Je dédie bien sûr cette traduction à Sœur Caroline (Fourest) dont le prêche anti-dé-contextualisation (des dessins de presse), ce Lundi (20 septembre) sur France « Paix à son Âme » Culture, m’a mis de bonne humeur pour la journée.
Je ne comprends pas l’animosité à son encontre.

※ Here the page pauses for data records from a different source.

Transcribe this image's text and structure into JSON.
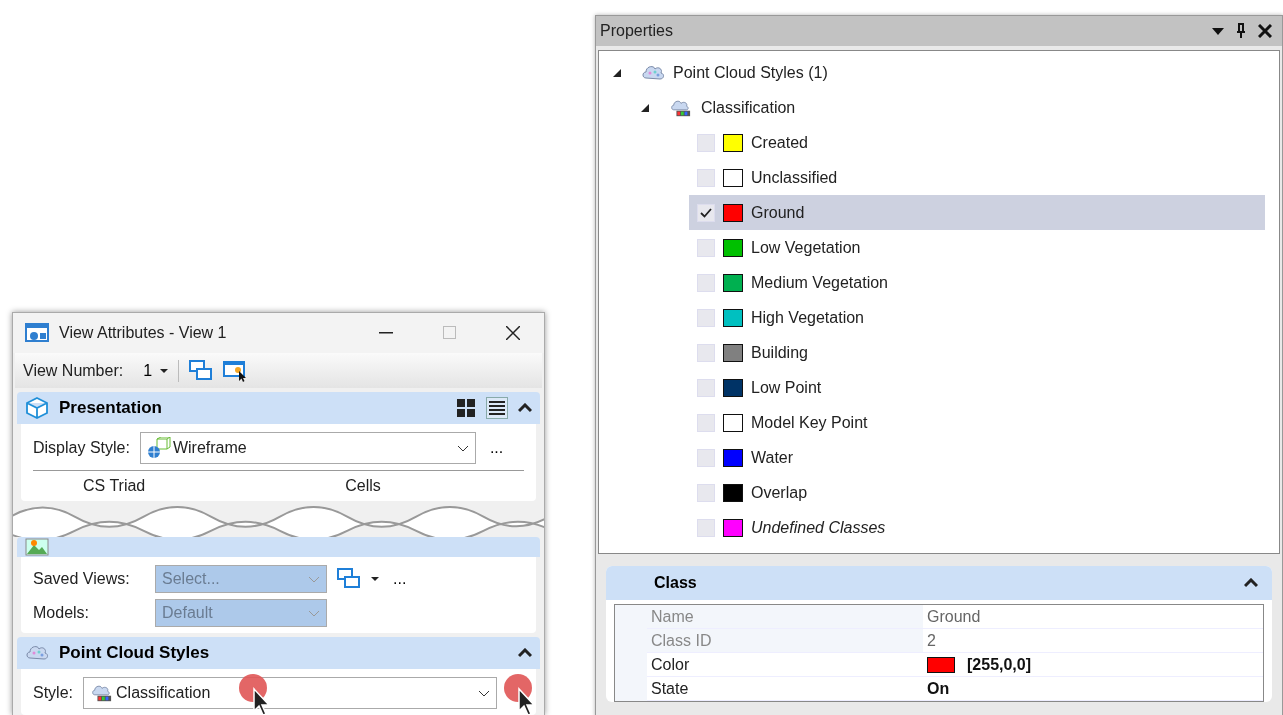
{
  "view_attributes": {
    "title": "View Attributes - View 1",
    "view_number_label": "View Number:",
    "view_number": "1",
    "presentation": {
      "title": "Presentation",
      "expanded": true,
      "display_style_label": "Display Style:",
      "display_style": "Wireframe",
      "more": "...",
      "fragments": [
        "CS Triad",
        "Cells"
      ]
    },
    "saved_views": {
      "saved_views_label": "Saved Views:",
      "saved_views_placeholder": "Select...",
      "more": "...",
      "models_label": "Models:",
      "models_value": "Default"
    },
    "point_cloud_styles": {
      "title": "Point Cloud Styles",
      "expanded": true,
      "style_label": "Style:",
      "style_value": "Classification"
    }
  },
  "properties": {
    "title": "Properties",
    "tree": [
      {
        "label": "Point Cloud Styles (1)",
        "expanded": true,
        "children": [
          {
            "label": "Classification",
            "expanded": true,
            "children": [
              {
                "label": "Created",
                "kind": "class",
                "checked": false,
                "selected": false,
                "color": "#ffff00"
              },
              {
                "label": "Unclassified",
                "kind": "class",
                "checked": false,
                "selected": false,
                "color": "#ffffff"
              },
              {
                "label": "Ground",
                "kind": "class",
                "checked": true,
                "selected": true,
                "color": "#ff0000"
              },
              {
                "label": "Low Vegetation",
                "kind": "class",
                "checked": false,
                "selected": false,
                "color": "#00c000"
              },
              {
                "label": "Medium Vegetation",
                "kind": "class",
                "checked": false,
                "selected": false,
                "color": "#00b050"
              },
              {
                "label": "High Vegetation",
                "kind": "class",
                "checked": false,
                "selected": false,
                "color": "#00c0c0"
              },
              {
                "label": "Building",
                "kind": "class",
                "checked": false,
                "selected": false,
                "color": "#808080"
              },
              {
                "label": "Low Point",
                "kind": "class",
                "checked": false,
                "selected": false,
                "color": "#003366"
              },
              {
                "label": "Model Key Point",
                "kind": "class",
                "checked": false,
                "selected": false,
                "color": "#ffffff"
              },
              {
                "label": "Water",
                "kind": "class",
                "checked": false,
                "selected": false,
                "color": "#0000ff"
              },
              {
                "label": "Overlap",
                "kind": "class",
                "checked": false,
                "selected": false,
                "color": "#000000"
              },
              {
                "label": "Undefined Classes",
                "kind": "undefined",
                "checked": false,
                "selected": false,
                "color": "#ff00ff"
              }
            ]
          }
        ]
      }
    ],
    "class_group": {
      "title": "Class",
      "expanded": true,
      "rows": [
        {
          "name": "Name",
          "value": "Ground",
          "readonly": true
        },
        {
          "name": "Class ID",
          "value": "2",
          "readonly": true
        },
        {
          "name": "Color",
          "value": "[255,0,0]",
          "readonly": false,
          "color": "#ff0000"
        },
        {
          "name": "State",
          "value": "On",
          "readonly": false
        }
      ]
    }
  }
}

Lorsque nous – les suppôts indécrottables de Jean-Luc Mélenchon – auront conquis le pouvoir, et rétabli les goulags (avec la complicité de Poutine, et le renfort des islamistes), je me battrai pour son maintien en liberté, micro à la bouche, plume à la main ... qu’on se le dise.
Vas-y, Caro !!
H.
En dehors de moi-même, et de Jeremy Corbyn, il y eut un autre homme dont, à une époque lointaine, des espèces d’imbéciles sortirent souvent les paroles de leur contexte, afin de les utiliser contre lui
Dimanche 6 septembre 2015
Il semblerait que Jeremy Corbyn, favori de la lutte pour la direction du Parti Travailliste, veuille remonter des fonds marins le cadavre en décomposition de Ben Laden, afin de l’épouser.

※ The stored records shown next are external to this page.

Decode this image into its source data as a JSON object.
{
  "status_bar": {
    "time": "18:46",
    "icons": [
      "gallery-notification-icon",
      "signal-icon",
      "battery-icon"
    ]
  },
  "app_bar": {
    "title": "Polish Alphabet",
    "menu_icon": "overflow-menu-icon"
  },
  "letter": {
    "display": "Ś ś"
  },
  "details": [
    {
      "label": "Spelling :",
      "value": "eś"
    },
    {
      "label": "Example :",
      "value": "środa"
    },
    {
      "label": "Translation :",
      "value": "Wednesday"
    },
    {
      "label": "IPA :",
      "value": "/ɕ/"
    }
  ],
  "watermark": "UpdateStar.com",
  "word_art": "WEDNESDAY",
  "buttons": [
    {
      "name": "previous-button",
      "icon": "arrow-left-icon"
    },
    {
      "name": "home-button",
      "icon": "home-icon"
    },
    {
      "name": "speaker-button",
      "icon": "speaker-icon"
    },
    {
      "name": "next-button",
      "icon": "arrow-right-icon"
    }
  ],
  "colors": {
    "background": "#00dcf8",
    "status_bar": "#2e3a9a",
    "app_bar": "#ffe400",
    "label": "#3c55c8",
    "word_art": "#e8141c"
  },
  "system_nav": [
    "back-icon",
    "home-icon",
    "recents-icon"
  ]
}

Par ailleurs, il a l’intention de vivre à Islington , sous le même toit que le corps sans vie de Ben Laden, comme s’il s’agissait de son époux homosexuel zombie, et que tous deux jouaient une pantomime gauchiste dégénérée de la cérémonie du mariage chrétien hétérosexuel. Quant à cet arrangement, il s’agit également d’une perversion de l’islam, religion pacifique, comme chacun sait.

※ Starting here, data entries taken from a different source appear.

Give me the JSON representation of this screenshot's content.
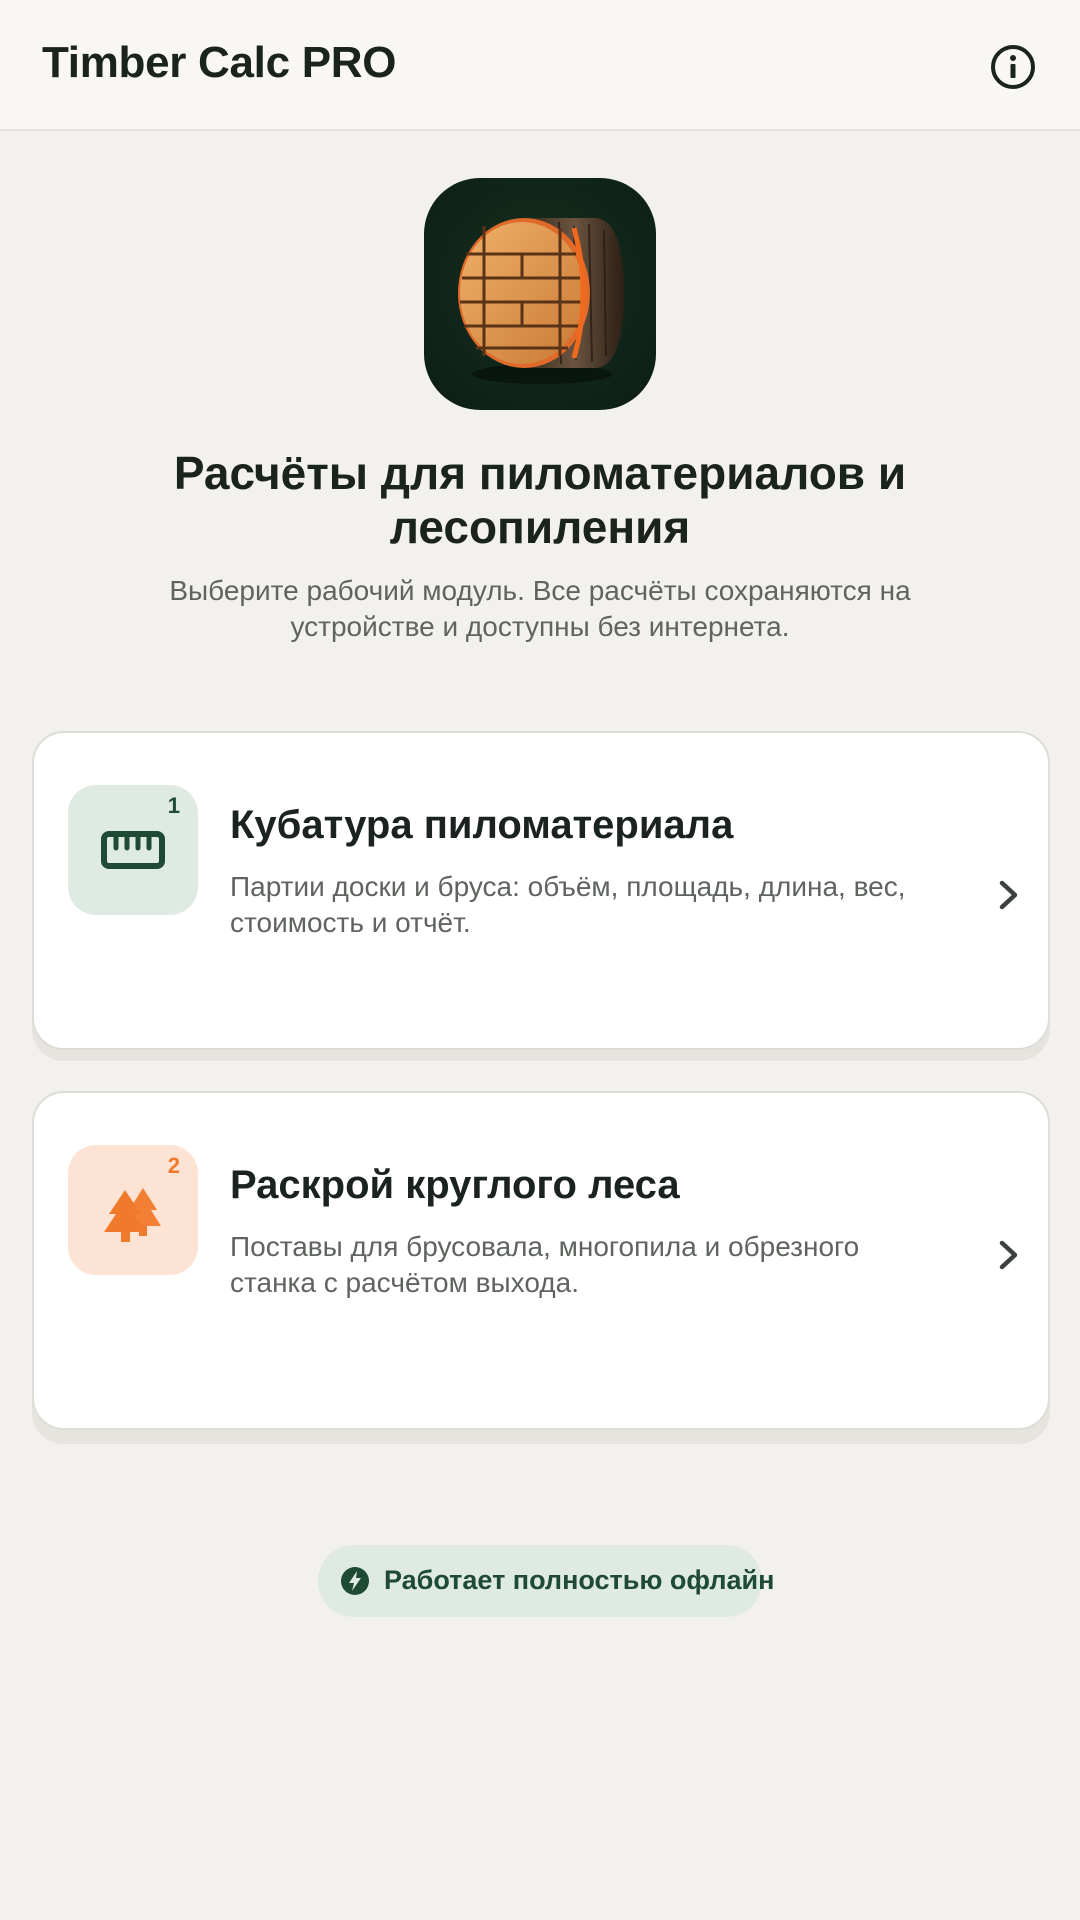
{
  "app": {
    "title": "Timber Calc PRO",
    "info_icon": "info-circle-icon"
  },
  "hero": {
    "logo": "log-with-boards-logo",
    "title": "Расчёты для пиломатериалов и лесопиления",
    "subtitle": "Выберите рабочий модуль. Все расчёты сохраняются на устройстве и доступны без интернета."
  },
  "modules": [
    {
      "badge": "1",
      "icon": "ruler-icon",
      "title": "Кубатура пиломатериала",
      "description": "Партии доски и бруса: объём, площадь, длина, вес, стоимость и отчёт.",
      "accent": "#1f4a35"
    },
    {
      "badge": "2",
      "icon": "trees-icon",
      "title": "Раскрой круглого леса",
      "description": "Поставы для брусовала, многопила и обрезного станка с расчётом выхода.",
      "accent": "#f07a2c"
    }
  ],
  "offline_badge": {
    "icon": "bolt-icon",
    "label": "Работает полностью офлайн"
  },
  "colors": {
    "background": "#f2f1ed",
    "primary": "#1f4a35",
    "accent_orange": "#f07a2c",
    "green_tint": "#dfeae2",
    "orange_tint": "#fde3d3"
  }
}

Lundi matin. Je me déconnectai du site internet du Daily Mail. Je m’étais uniquement connecté au foutu machin, pour vérifier si, à l’heure qu’il était, les migrants étaient un amas de vermine, ou bien des parents exemplaires, pleins d’amour, comme vous et moi, ou encore si Bar Refaeli, le mannequin israélien aux jambes interminables, ferait le grand saut vêtue d’une ultra-minijupe orientale en portefeuille, lorsque je me retrouvai enlisé dans ce bourbier nécrophile. On finit par s’y perdre.
Plus tard, après avoir déposé les enfants à l’école, je vis la couverture du Daily Express chez un marchand de journaux, et j’y lus cette autre déclaration de Corbyn, selon laquelle le fait que Ben Laden et lui ne se rencontrèrent jamais du vivant, injustement écourté, de ce dernier, constituait une tragédie, dans la mesure où Corbyn avait la certitude, qu’après être devenus amants, ils auraient parrainé un paresseux du zoo de Londres.
Avec un haussement de sourcils, je regardai le marchand, un islamique barbu vêtu d’une ample djellaba, et dont le visage affichait une expression impénétrable de certitude fondamentaliste. Mais selon lui, tout ce que les gens faisaient derrière des portes closes, ne regardait qu’eux, du moment que le paresseux était consentant, et qu’on ne lui avait fait aucun mal.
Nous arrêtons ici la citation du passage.